New Things Encountered
- A lone tomato plant growing without support.
- A large brown spider (species unknown).
- A specific tomato variety (likely wild or hybrid).
Questions for Further Research
- What species is the large brown spider?
- How did the lone tomato plant grow without support? Is it wild or hybrid?
- How long do electric fence batteries last? Are any from last year or earlier?

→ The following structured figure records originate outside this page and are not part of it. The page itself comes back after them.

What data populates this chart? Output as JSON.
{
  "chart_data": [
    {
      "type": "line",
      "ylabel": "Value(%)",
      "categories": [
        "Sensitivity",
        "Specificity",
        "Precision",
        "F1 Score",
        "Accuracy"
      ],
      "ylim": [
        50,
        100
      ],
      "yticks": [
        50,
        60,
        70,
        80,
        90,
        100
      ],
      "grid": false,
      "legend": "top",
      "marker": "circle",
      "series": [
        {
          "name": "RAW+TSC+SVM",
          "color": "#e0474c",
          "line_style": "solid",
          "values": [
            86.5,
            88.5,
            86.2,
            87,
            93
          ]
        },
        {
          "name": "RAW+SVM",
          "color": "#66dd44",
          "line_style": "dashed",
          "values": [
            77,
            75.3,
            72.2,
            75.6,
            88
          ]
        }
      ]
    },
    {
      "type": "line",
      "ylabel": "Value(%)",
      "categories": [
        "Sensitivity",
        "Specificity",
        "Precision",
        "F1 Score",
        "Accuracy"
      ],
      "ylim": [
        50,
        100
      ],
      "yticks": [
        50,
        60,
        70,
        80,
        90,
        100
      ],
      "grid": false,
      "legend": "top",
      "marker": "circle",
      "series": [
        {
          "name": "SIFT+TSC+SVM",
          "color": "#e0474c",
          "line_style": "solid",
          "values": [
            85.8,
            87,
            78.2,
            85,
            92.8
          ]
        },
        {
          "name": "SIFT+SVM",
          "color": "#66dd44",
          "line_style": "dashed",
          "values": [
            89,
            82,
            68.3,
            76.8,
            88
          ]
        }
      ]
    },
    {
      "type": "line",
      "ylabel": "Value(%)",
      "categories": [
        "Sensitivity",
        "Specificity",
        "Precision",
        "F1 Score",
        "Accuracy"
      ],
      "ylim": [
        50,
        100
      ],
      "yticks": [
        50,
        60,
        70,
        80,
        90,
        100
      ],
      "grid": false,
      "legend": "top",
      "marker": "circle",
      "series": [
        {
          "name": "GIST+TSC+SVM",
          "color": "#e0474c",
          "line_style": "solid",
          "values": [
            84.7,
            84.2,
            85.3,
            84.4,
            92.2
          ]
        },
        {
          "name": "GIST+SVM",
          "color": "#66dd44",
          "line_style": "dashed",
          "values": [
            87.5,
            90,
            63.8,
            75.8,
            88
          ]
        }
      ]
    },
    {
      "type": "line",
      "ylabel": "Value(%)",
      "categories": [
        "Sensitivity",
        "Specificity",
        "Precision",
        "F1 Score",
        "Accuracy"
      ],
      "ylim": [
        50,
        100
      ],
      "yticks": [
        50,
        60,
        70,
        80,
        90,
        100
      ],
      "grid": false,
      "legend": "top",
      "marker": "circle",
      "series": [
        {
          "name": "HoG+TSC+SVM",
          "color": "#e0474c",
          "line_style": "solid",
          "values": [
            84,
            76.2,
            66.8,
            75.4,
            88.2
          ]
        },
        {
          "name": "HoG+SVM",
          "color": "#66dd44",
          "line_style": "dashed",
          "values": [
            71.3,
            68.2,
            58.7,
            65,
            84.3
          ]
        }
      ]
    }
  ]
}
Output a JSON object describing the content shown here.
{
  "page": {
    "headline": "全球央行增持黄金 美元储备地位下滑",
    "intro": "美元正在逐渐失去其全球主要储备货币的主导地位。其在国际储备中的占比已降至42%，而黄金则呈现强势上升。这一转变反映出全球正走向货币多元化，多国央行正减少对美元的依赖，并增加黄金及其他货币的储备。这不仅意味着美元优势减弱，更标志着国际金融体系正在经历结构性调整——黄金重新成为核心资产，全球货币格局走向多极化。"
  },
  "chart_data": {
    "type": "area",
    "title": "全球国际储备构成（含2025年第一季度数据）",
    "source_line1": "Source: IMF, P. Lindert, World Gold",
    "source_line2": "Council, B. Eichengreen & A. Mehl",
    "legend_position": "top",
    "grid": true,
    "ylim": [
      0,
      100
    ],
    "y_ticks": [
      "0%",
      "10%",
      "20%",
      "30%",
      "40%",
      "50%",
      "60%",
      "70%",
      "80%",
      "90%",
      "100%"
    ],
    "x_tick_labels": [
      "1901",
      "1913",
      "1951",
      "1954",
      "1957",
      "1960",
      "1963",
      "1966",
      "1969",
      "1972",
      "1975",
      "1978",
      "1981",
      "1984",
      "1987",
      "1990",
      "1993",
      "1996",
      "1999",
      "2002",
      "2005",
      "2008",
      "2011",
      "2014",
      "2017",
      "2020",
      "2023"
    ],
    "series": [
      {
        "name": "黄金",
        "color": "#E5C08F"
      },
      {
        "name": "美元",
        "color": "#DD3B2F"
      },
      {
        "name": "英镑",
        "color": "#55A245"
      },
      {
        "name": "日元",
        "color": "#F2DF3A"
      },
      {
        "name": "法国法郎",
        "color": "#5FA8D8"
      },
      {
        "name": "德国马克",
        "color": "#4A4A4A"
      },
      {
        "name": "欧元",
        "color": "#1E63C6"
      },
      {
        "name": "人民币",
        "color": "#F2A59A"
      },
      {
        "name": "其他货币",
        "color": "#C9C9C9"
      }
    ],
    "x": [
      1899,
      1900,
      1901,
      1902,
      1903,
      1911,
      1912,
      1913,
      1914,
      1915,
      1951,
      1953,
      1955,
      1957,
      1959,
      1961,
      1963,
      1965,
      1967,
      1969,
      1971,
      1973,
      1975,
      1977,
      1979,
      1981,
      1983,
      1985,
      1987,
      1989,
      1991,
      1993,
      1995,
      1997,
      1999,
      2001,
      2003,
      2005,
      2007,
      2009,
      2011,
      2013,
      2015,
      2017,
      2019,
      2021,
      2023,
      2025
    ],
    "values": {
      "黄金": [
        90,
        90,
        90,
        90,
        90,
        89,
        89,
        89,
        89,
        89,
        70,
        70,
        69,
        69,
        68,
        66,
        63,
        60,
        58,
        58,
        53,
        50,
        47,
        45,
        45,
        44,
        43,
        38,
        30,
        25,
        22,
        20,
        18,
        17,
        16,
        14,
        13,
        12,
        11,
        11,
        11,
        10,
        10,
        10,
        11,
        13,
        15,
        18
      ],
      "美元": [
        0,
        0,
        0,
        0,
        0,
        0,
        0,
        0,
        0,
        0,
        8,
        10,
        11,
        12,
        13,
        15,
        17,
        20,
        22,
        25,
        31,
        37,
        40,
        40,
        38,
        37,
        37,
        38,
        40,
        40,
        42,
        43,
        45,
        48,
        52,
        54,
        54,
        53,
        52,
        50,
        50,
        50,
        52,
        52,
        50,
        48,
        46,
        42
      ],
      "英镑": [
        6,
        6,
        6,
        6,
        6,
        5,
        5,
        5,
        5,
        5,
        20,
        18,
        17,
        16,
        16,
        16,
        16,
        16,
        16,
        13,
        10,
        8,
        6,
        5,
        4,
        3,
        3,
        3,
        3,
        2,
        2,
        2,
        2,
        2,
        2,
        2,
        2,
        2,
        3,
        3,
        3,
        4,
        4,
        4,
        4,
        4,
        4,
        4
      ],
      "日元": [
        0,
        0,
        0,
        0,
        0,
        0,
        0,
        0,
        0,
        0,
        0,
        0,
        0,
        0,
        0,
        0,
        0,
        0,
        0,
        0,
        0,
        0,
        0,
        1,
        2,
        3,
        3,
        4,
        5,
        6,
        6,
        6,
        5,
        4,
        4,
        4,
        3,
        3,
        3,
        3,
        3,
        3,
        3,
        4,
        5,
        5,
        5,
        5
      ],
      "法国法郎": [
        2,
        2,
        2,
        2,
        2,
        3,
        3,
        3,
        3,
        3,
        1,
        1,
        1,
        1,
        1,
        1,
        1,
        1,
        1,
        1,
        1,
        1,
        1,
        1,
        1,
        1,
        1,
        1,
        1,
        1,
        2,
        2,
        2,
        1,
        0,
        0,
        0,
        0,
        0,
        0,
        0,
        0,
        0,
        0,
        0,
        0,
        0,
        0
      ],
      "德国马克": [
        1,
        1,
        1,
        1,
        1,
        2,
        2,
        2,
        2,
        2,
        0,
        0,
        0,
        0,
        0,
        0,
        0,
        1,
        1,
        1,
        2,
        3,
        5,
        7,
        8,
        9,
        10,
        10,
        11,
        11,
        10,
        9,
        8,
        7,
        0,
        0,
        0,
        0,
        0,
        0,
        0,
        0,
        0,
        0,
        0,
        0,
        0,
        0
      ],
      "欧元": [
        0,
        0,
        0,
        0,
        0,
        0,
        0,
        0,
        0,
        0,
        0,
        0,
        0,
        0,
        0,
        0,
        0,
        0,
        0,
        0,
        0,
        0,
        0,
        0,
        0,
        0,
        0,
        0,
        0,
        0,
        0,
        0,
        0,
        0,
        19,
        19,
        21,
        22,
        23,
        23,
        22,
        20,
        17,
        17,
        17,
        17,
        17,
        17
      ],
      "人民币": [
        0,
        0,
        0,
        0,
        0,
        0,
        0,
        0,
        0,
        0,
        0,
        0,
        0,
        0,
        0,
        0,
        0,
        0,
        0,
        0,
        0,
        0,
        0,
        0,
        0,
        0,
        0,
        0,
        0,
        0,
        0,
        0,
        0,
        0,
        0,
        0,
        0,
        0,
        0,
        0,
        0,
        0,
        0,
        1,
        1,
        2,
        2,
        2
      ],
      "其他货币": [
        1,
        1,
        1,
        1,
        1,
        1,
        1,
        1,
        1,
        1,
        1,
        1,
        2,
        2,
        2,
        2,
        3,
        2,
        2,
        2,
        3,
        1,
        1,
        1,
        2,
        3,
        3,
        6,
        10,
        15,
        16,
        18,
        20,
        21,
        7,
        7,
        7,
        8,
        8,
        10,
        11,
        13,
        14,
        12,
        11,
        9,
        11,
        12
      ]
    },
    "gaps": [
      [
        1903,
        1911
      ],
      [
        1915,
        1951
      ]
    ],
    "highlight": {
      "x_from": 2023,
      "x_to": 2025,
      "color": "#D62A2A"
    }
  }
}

- Will the lone tomato plant continue to grow or produce fruit?
Suggested Actions
- Document the Spider: Photo and consult an expert for identification.
- Monitor the Tomato Plant: Track growth and fruit production over time.
- Inspect Electric Fence Batteries: Test lifespan and replace outdated ones.
- Record Weather Impact: Note how weather affects crop growth and harvesting.
- Expand Weeding Efforts: Target persistent weed areas (e.g., around summer squash or peppers).
Part 1
Main Themes
- Weather Conditions: Overcast and humid morning with a warming afternoon.
- Crop Harvesting: Multiple crops (cabbage, celery, carrots, basil, tomatoes) were harvested, each with distinct methods and stages of maturity.
- Farm Maintenance: Weeding, irrigation, and equipment maintenance (e.g., electric fence, sprinkler lines).
- Observations: Unusual natural occurrences (a lone tomato plant, a large spider).
- Farm Operations: Onion washing, pig watering, and battery maintenance for the electric fence.
Activities Performed by the Intern
- Harvesting:
- Cabbage: Picked mature, undamaged heads.
- Celery: Harvested two blue buckets worth, noting growth progression.
- Carrots: Used pitchforks to extract carrots 2 inches below the soil surface.
- Basil: Cut 2 inches above soil, harvested in bunches for $5 value.
- Tomatoes: Harvested ripe cherry tomatoes and hoop house tomatoes.
- Weeding: Removed weeds from celery, summer squash, kale, and pepper/shishito pepper rows.
- Irrigation: Moved sprinkler lines and hoses.
- Farm Maintenance:
- Washed onions.
- Packaged electric van.
- Watered pigs.
- Checked and replaced electric fence battery.
- Observations:
- Noted a large brown spider (species unknown).
- Discovered a lone tomato plant producing green tomatoes.
New Things Not Yet Encountered
- A lone tomato plant growing without a trellis or support.
- A large brown spider (species not identified).
- A specific type of tomato plant (likely a wild or unmarked variety).
Questions and Future Research Areas
- Spider Species: What is the species of the large brown spider observed?
- Tomato Plant Origin: How did the lone tomato plant grow without support? Is it a wild or hybrid variety?
- Battery Lifespan: How long do the electric fence batteries last? Are some from last year or earlier needing replacement?
- Tomato Plant Growth: Will the lone tomato plant continue to grow or produce fruit? How does it compare to cultivated plants?
Suggested Actions
- Document the Spider: Take a clear photo and consult an entomologist or online database to identify the species.
- Monitor the Tomato Plant: Track its growth and fruit production over time to determine if it is a wild, hybrid, or cultivated variety.
- Inspect Electric Fence Batteries: Test the battery lifespan and replace any that are over a year old.
- Record Weather Impact: Note how the weather (overcast, humid, warming) affects crop growth and harvesting efficiency.
- Expand Weeding Efforts: Focus on areas with persistent weeds (e.g., around summer squash or pepper plants).